D’une superficie de 60 km2, la ville de Bukavu n’est pas restée statique mais plutôt dynamique.[1]Elle a évolué assez rapidement du point de vue de la densité démographique sans que la planification urbaine ne suive son évolution ou du moins ne prenne en charge cette dynamique des populations.
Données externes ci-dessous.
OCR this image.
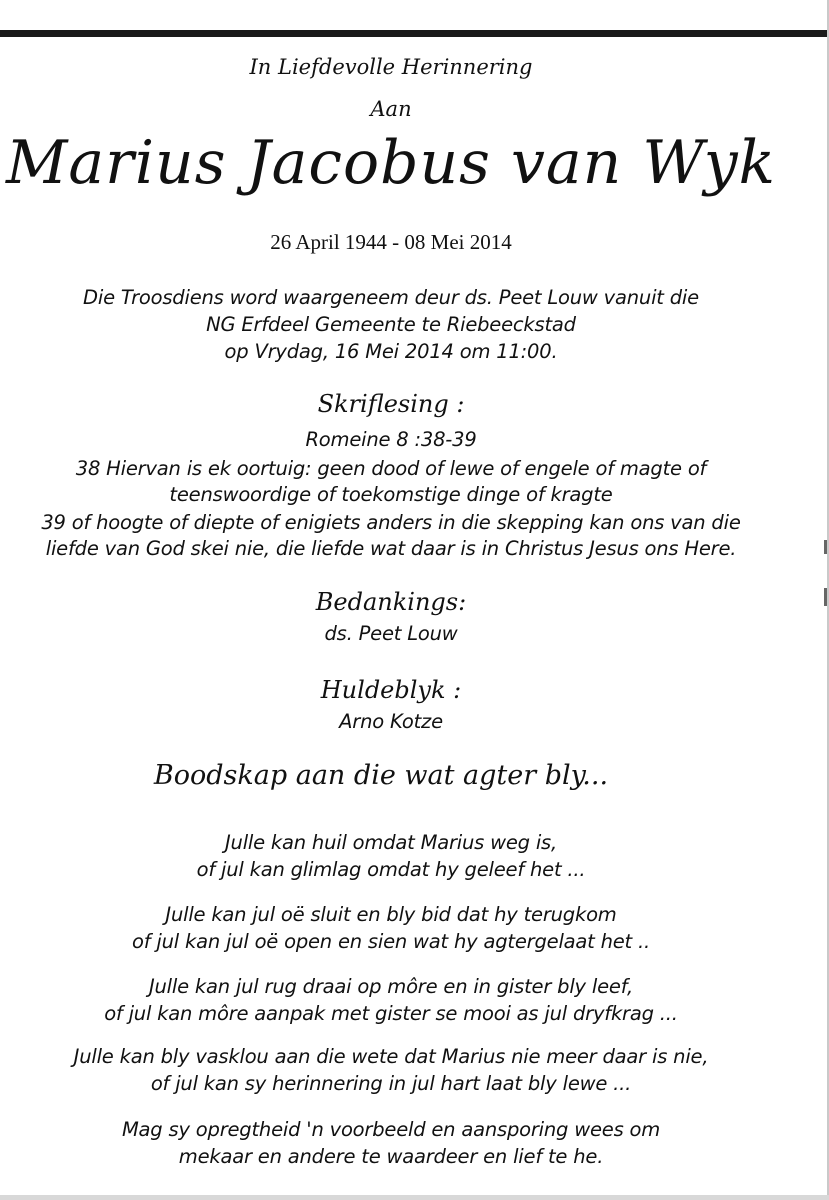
In Liefdevolle Herinnering
Aan
Marius Jacobus van Wyk
26 April 1944 - 08 Mei 2014
Die Troosdiens word waargeneem deur ds. Peet Louw vanuit die
NG Erfdeel Gemeente te Riebeeckstad
op Vrydag, 16 Mei 2014 om 11:00.
Skriflesing :
Romeine 8 :38-39
38 Hiervan is ek oortuig: geen dood of lewe of engele of magte of
teenswoordige of toekomstige dinge of kragte
39 of hoogte of diepte of enigiets anders in die skepping kan ons van die
liefde van God skei nie, die liefde wat daar is in Christus Jesus ons Here.
Bedankings:
ds. Peet Louw
Huldeblyk :
Arno Kotze
Boodskap aan die wat agter bly...
Julle kan huil omdat Marius weg is,
of jul kan glimlag omdat hy geleef het ...
Julle kan jul oë sluit en bly bid dat hy terugkom
of jul kan jul oë open en sien wat hy agtergelaat het ..
Julle kan jul rug draai op môre en in gister bly leef,
of jul kan môre aanpak met gister se mooi as jul dryfkrag ...
Julle kan bly vasklou aan die wete dat Marius nie meer daar is nie,
of jul kan sy herinnering in jul hart laat bly lewe ...
Mag sy opregtheid 'n voorbeeld en aansporing wees om
mekaar en andere te waardeer en lief te he.
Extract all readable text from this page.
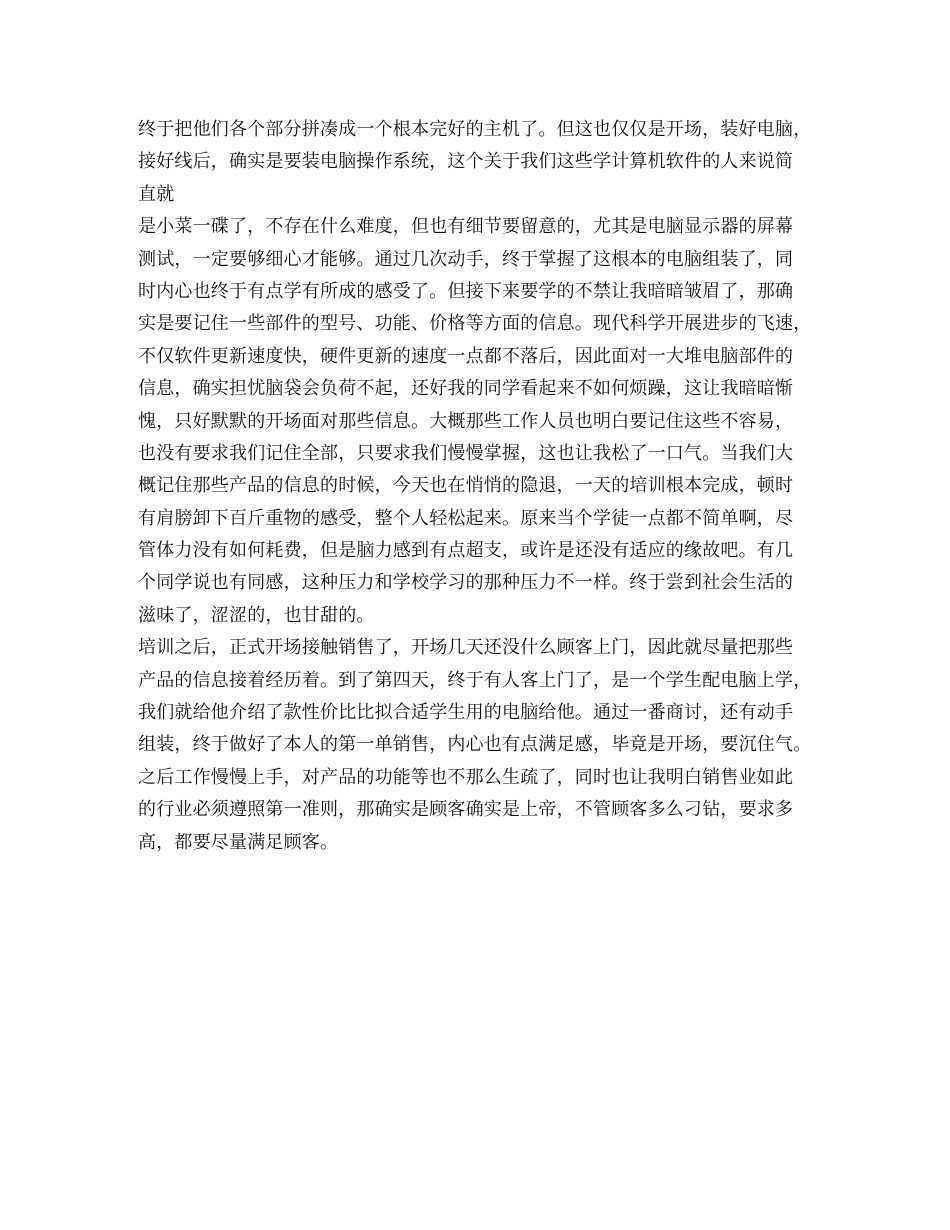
终于把他们各个部分拼凑成一个根本完好的主机了。但这也仅仅是开场，装好电脑，
接好线后，确实是要装电脑操作系统，这个关于我们这些学计算机软件的人来说简
直就
是小菜一碟了，不存在什么难度，但也有细节要留意的，尤其是电脑显示器的屏幕
测试，一定要够细心才能够。通过几次动手，终于掌握了这根本的电脑组装了，同
时内心也终于有点学有所成的感受了。但接下来要学的不禁让我暗暗皱眉了，那确
实是要记住一些部件的型号、功能、价格等方面的信息。现代科学开展进步的飞速，
不仅软件更新速度快，硬件更新的速度一点都不落后，因此面对一大堆电脑部件的
信息，确实担忧脑袋会负荷不起，还好我的同学看起来不如何烦躁，这让我暗暗惭
愧，只好默默的开场面对那些信息。大概那些工作人员也明白要记住这些不容易，
也没有要求我们记住全部，只要求我们慢慢掌握，这也让我松了一口气。当我们大
概记住那些产品的信息的时候，今天也在悄悄的隐退，一天的培训根本完成，顿时
有肩膀卸下百斤重物的感受，整个人轻松起来。原来当个学徒一点都不简单啊，尽
管体力没有如何耗费，但是脑力感到有点超支，或许是还没有适应的缘故吧。有几
个同学说也有同感，这种压力和学校学习的那种压力不一样。终于尝到社会生活的
滋味了，涩涩的，也甘甜的。
培训之后，正式开场接触销售了，开场几天还没什么顾客上门，因此就尽量把那些
产品的信息接着经历着。到了第四天，终于有人客上门了，是一个学生配电脑上学，
我们就给他介绍了款性价比比拟合适学生用的电脑给他。通过一番商讨，还有动手
组装，终于做好了本人的第一单销售，内心也有点满足感，毕竟是开场，要沉住气。
之后工作慢慢上手，对产品的功能等也不那么生疏了，同时也让我明白销售业如此
的行业必须遵照第一准则，那确实是顾客确实是上帝，不管顾客多么刁钻，要求多
高，都要尽量满足顾客。
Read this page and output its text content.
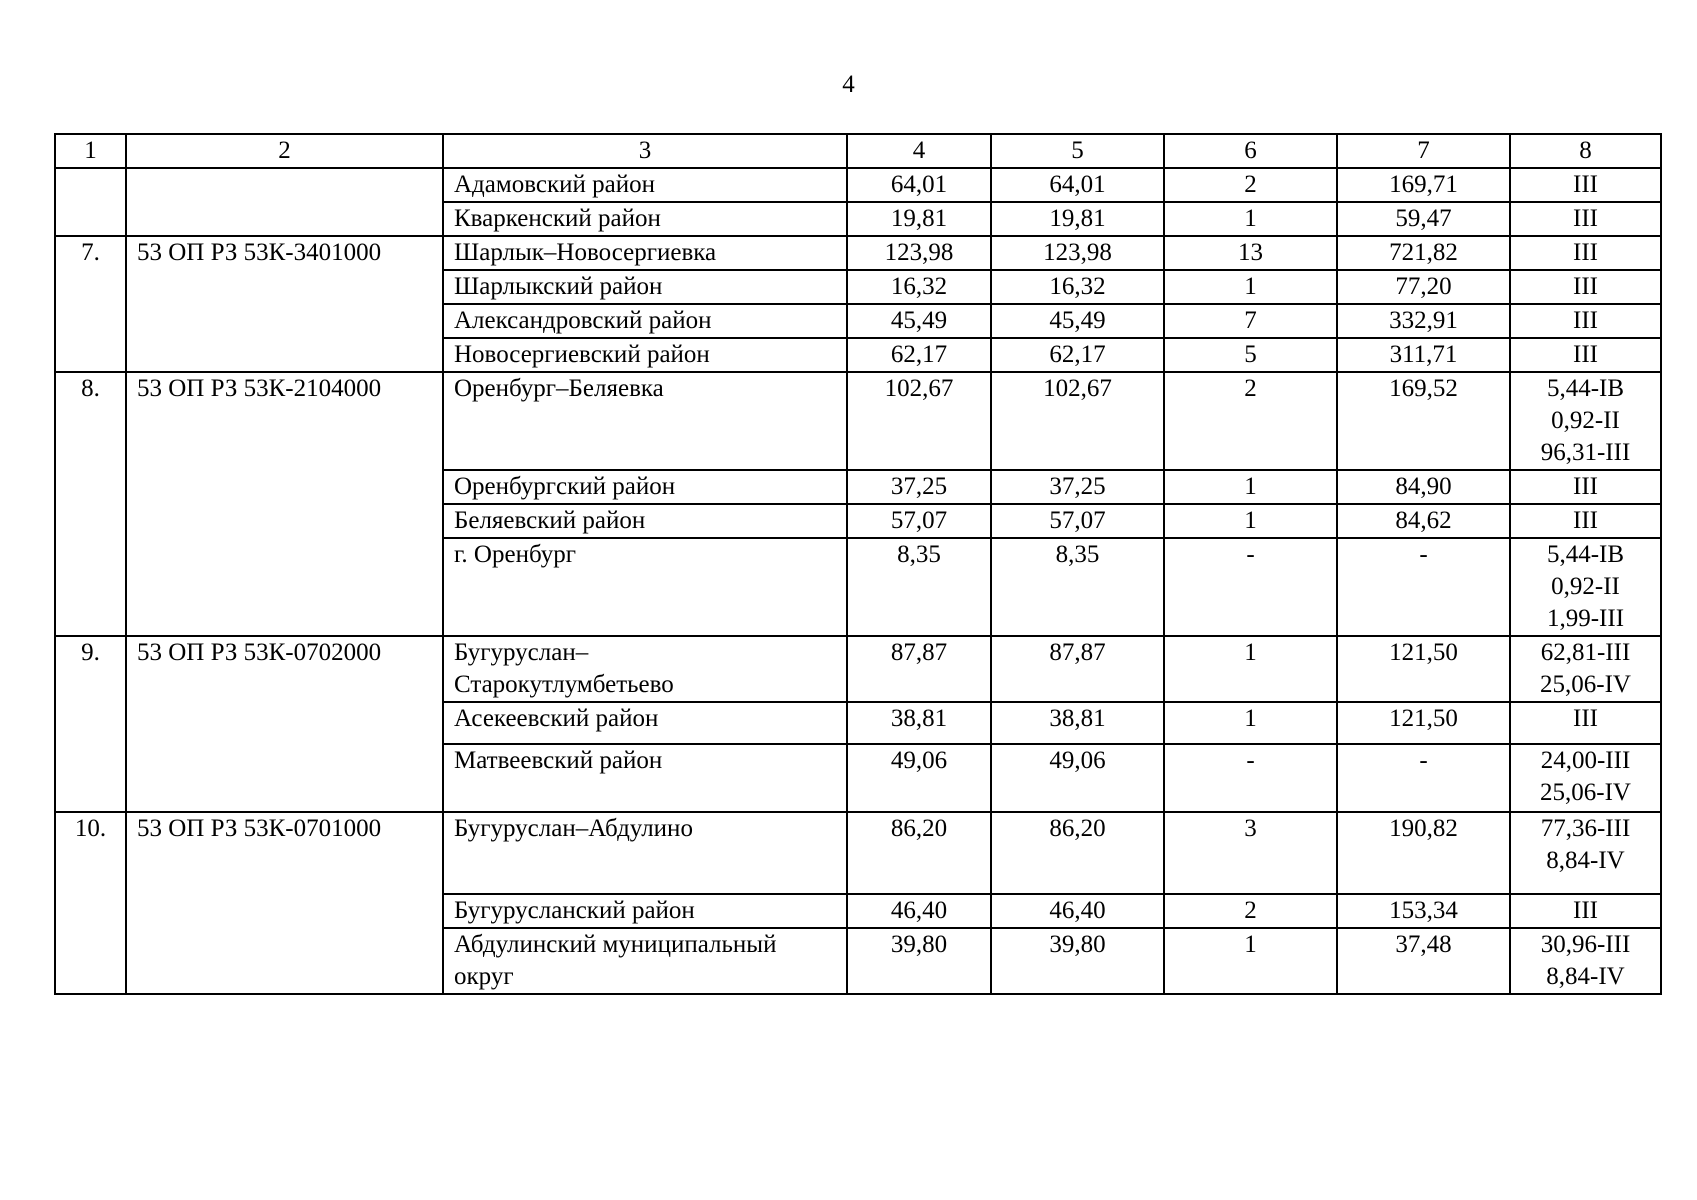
4
1	2	3	4	5	6	7	8
		Адамовский район	64,01	64,01	2	169,71	III
		Кваркенский район	19,81	19,81	1	59,47	III
7.	53 ОП РЗ 53К-3401000	Шарлык–Новосергиевка	123,98	123,98	13	721,82	III
		Шарлыкский район	16,32	16,32	1	77,20	III
		Александровский район	45,49	45,49	7	332,91	III
		Новосергиевский район	62,17	62,17	5	311,71	III
8.	53 ОП РЗ 53К-2104000	Оренбург–Беляевка	102,67	102,67	2	169,52	5,44-IB
0,92-II
96,31-III
		Оренбургский район	37,25	37,25	1	84,90	III
		Беляевский район	57,07	57,07	1	84,62	III
		г. Оренбург	8,35	8,35	-	-	5,44-IB
0,92-II
1,99-III
9.	53 ОП РЗ 53К-0702000	Бугуруслан–
Старокутлумбетьево	87,87	87,87	1	121,50	62,81-III
25,06-IV
		Асекеевский район	38,81	38,81	1	121,50	III
		Матвеевский район	49,06	49,06	-	-	24,00-III
25,06-IV
10.	53 ОП РЗ 53К-0701000	Бугуруслан–Абдулино	86,20	86,20	3	190,82	77,36-III
8,84-IV
		Бугурусланский район	46,40	46,40	2	153,34	III
		Абдулинский муниципальный
округ	39,80	39,80	1	37,48	30,96-III
8,84-IV
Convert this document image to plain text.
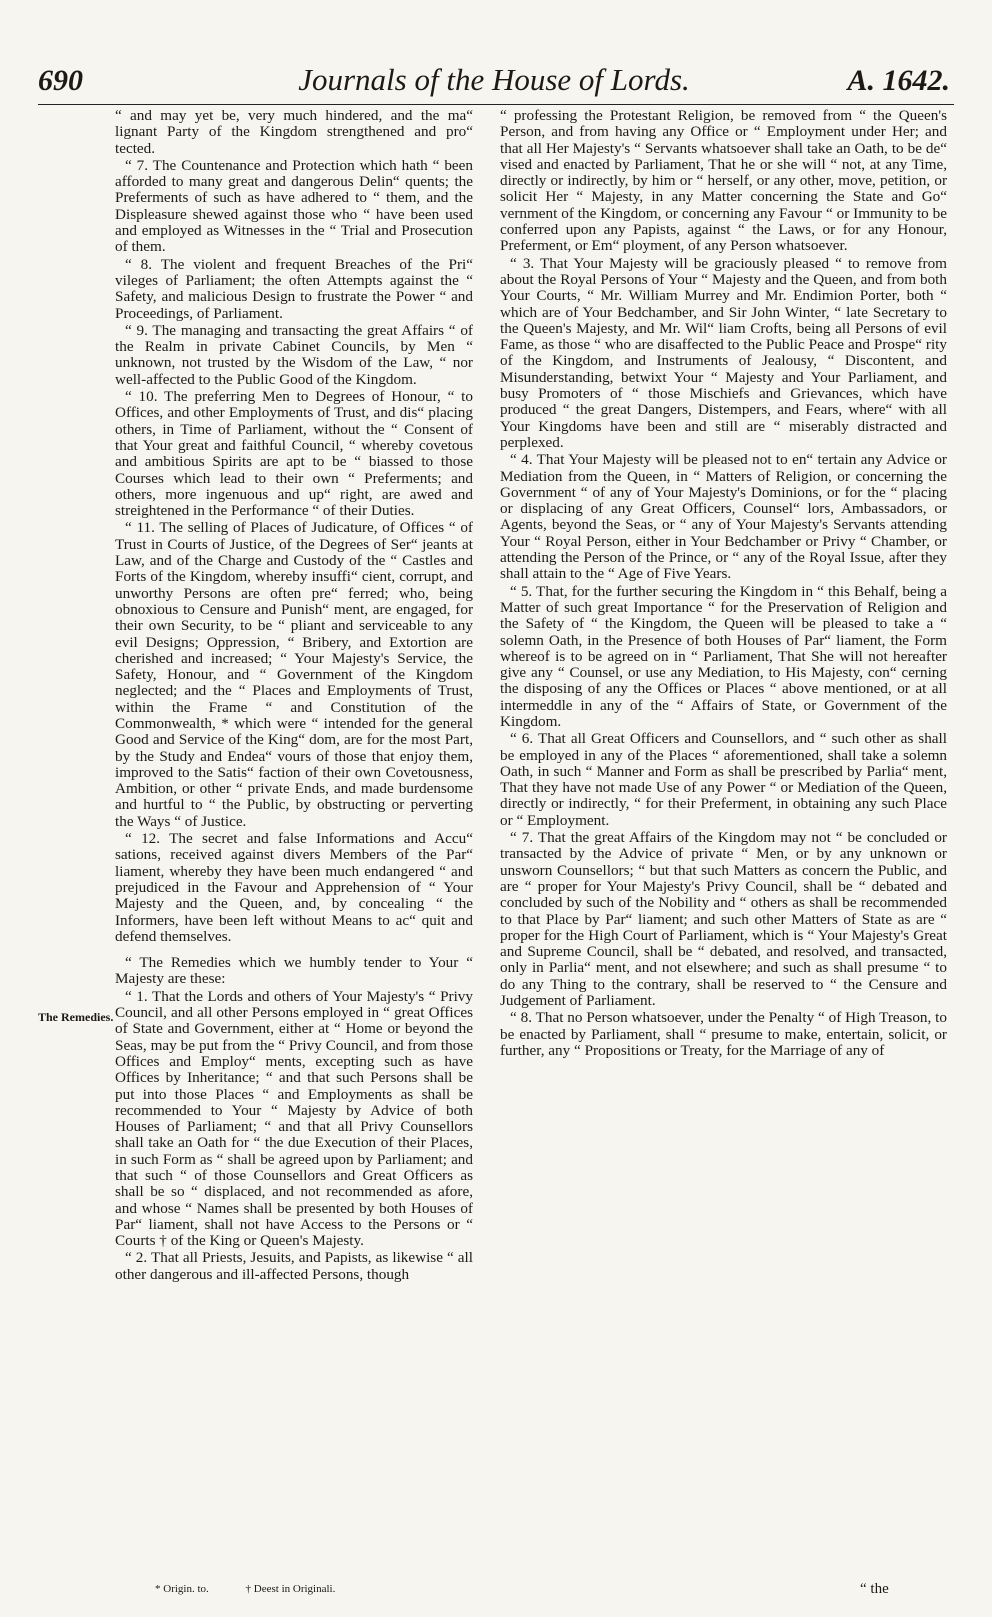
690	Journals of the House of Lords.	A. 1642.
The Remedies.

“ and may yet be, very much hindered, and the ma“ lignant Party of the Kingdom strengthened and pro“ tected.

“ 7. The Countenance and Protection which hath “ been afforded to many great and dangerous Delin“ quents; the Preferments of such as have adhered to “ them, and the Displeasure shewed against those who “ have been used and employed as Witnesses in the “ Trial and Prosecution of them.

“ 8. The violent and frequent Breaches of the Pri“ vileges of Parliament; the often Attempts against the “ Safety, and malicious Design to frustrate the Power “ and Proceedings, of Parliament.

“ 9. The managing and transacting the great Affairs “ of the Realm in private Cabinet Councils, by Men “ unknown, not trusted by the Wisdom of the Law, “ nor well-affected to the Public Good of the Kingdom.

“ 10. The preferring Men to Degrees of Honour, “ to Offices, and other Employments of Trust, and dis“ placing others, in Time of Parliament, without the “ Consent of that Your great and faithful Council, “ whereby covetous and ambitious Spirits are apt to be “ biassed to those Courses which lead to their own “ Preferments; and others, more ingenuous and up“ right, are awed and streightened in the Performance “ of their Duties.

“ 11. The selling of Places of Judicature, of Offices “ of Trust in Courts of Justice, of the Degrees of Ser“ jeants at Law, and of the Charge and Custody of the “ Castles and Forts of the Kingdom, whereby insuffi“ cient, corrupt, and unworthy Persons are often pre“ ferred; who, being obnoxious to Censure and Punish“ ment, are engaged, for their own Security, to be “ pliant and serviceable to any evil Designs; Oppression, “ Bribery, and Extortion are cherished and increased; “ Your Majesty's Service, the Safety, Honour, and “ Government of the Kingdom neglected; and the “ Places and Employments of Trust, within the Frame “ and Constitution of the Commonwealth, * which were “ intended for the general Good and Service of the King“ dom, are for the most Part, by the Study and Endea“ vours of those that enjoy them, improved to the Satis“ faction of their own Covetousness, Ambition, or other “ private Ends, and made burdensome and hurtful to “ the Public, by obstructing or perverting the Ways “ of Justice.

“ 12. The secret and false Informations and Accu“ sations, received against divers Members of the Par“ liament, whereby they have been much endangered “ and prejudiced in the Favour and Apprehension of “ Your Majesty and the Queen, and, by concealing “ the Informers, have been left without Means to ac“ quit and defend themselves.

“ The Remedies which we humbly tender to Your “ Majesty are these:

“ 1. That the Lords and others of Your Majesty's “ Privy Council, and all other Persons employed in “ great Offices of State and Government, either at “ Home or beyond the Seas, may be put from the “ Privy Council, and from those Offices and Employ“ ments, excepting such as have Offices by Inheritance; “ and that such Persons shall be put into those Places “ and Employments as shall be recommended to Your “ Majesty by Advice of both Houses of Parliament; “ and that all Privy Counsellors shall take an Oath for “ the due Execution of their Places, in such Form as “ shall be agreed upon by Parliament; and that such “ of those Counsellors and Great Officers as shall be so “ displaced, and not recommended as afore, and whose “ Names shall be presented by both Houses of Par“ liament, shall not have Access to the Persons or “ Courts † of the King or Queen's Majesty.

“ 2. That all Priests, Jesuits, and Papists, as likewise “ all other dangerous and ill-affected Persons, though

“ professing the Protestant Religion, be removed from “ the Queen's Person, and from having any Office or “ Employment under Her; and that all Her Majesty's “ Servants whatsoever shall take an Oath, to be de“ vised and enacted by Parliament, That he or she will “ not, at any Time, directly or indirectly, by him or “ herself, or any other, move, petition, or solicit Her “ Majesty, in any Matter concerning the State and Go“ vernment of the Kingdom, or concerning any Favour “ or Immunity to be conferred upon any Papists, against “ the Laws, or for any Honour, Preferment, or Em“ ployment, of any Person whatsoever.

“ 3. That Your Majesty will be graciously pleased “ to remove from about the Royal Persons of Your “ Majesty and the Queen, and from both Your Courts, “ Mr. William Murrey and Mr. Endimion Porter, both “ which are of Your Bedchamber, and Sir John Winter, “ late Secretary to the Queen's Majesty, and Mr. Wil“ liam Crofts, being all Persons of evil Fame, as those “ who are disaffected to the Public Peace and Prospe“ rity of the Kingdom, and Instruments of Jealousy, “ Discontent, and Misunderstanding, betwixt Your “ Majesty and Your Parliament, and busy Promoters of “ those Mischiefs and Grievances, which have produced “ the great Dangers, Distempers, and Fears, where“ with all Your Kingdoms have been and still are “ miserably distracted and perplexed.

“ 4. That Your Majesty will be pleased not to en“ tertain any Advice or Mediation from the Queen, in “ Matters of Religion, or concerning the Government “ of any of Your Majesty's Dominions, or for the “ placing or displacing of any Great Officers, Counsel“ lors, Ambassadors, or Agents, beyond the Seas, or “ any of Your Majesty's Servants attending Your “ Royal Person, either in Your Bedchamber or Privy “ Chamber, or attending the Person of the Prince, or “ any of the Royal Issue, after they shall attain to the “ Age of Five Years.

“ 5. That, for the further securing the Kingdom in “ this Behalf, being a Matter of such great Importance “ for the Preservation of Religion and the Safety of “ the Kingdom, the Queen will be pleased to take a “ solemn Oath, in the Presence of both Houses of Par“ liament, the Form whereof is to be agreed on in “ Parliament, That She will not hereafter give any “ Counsel, or use any Mediation, to His Majesty, con“ cerning the disposing of any the Offices or Places “ above mentioned, or at all intermeddle in any of the “ Affairs of State, or Government of the Kingdom.

“ 6. That all Great Officers and Counsellors, and “ such other as shall be employed in any of the Places “ aforementioned, shall take a solemn Oath, in such “ Manner and Form as shall be prescribed by Parlia“ ment, That they have not made Use of any Power “ or Mediation of the Queen, directly or indirectly, “ for their Preferment, in obtaining any such Place or “ Employment.

“ 7. That the great Affairs of the Kingdom may not “ be concluded or transacted by the Advice of private “ Men, or by any unknown or unsworn Counsellors; “ but that such Matters as concern the Public, and are “ proper for Your Majesty's Privy Council, shall be “ debated and concluded by such of the Nobility and “ others as shall be recommended to that Place by Par“ liament; and such other Matters of State as are “ proper for the High Court of Parliament, which is “ Your Majesty's Great and Supreme Council, shall be “ debated, and resolved, and transacted, only in Parlia“ ment, and not elsewhere; and such as shall presume “ to do any Thing to the contrary, shall be reserved to “ the Censure and Judgement of Parliament.

“ 8. That no Person whatsoever, under the Penalty “ of High Treason, to be enacted by Parliament, shall “ presume to make, entertain, solicit, or further, any “ Propositions or Treaty, for the Marriage of any of

* Origin. to.	† Deest in Originali.	“ the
Les outils d’accompagnement de la politique foncière en R.D.C. en l’occurrence le plan d’aménagement, ne sont plus adaptés à la réalité actuelle, violant ainsi les prescrits du point a de l’article 17 du décret sur l’urbanisme du 20 juin 1957, qui dispose que « Les plans d’aménagement sont revus et éventuellement modifiés ou complétés tous les quinze ans à dater de leur entrée en vigueur ».[2]

La ville de Bukavu a été créée en 1958 par l’ordonnance n0 12/357 du 06 septembre 1958 créant les villes de Bukavu, Stanleyville, Coquilathville et Jadoville.[3] Peu avant cela, un plan d’ensemble de Bukavu avait déjà été dressé le 20 novembre 1956 et qui avait été mis à jour le 01 février 1958, avec un plan régional général d’aménagement de 1958.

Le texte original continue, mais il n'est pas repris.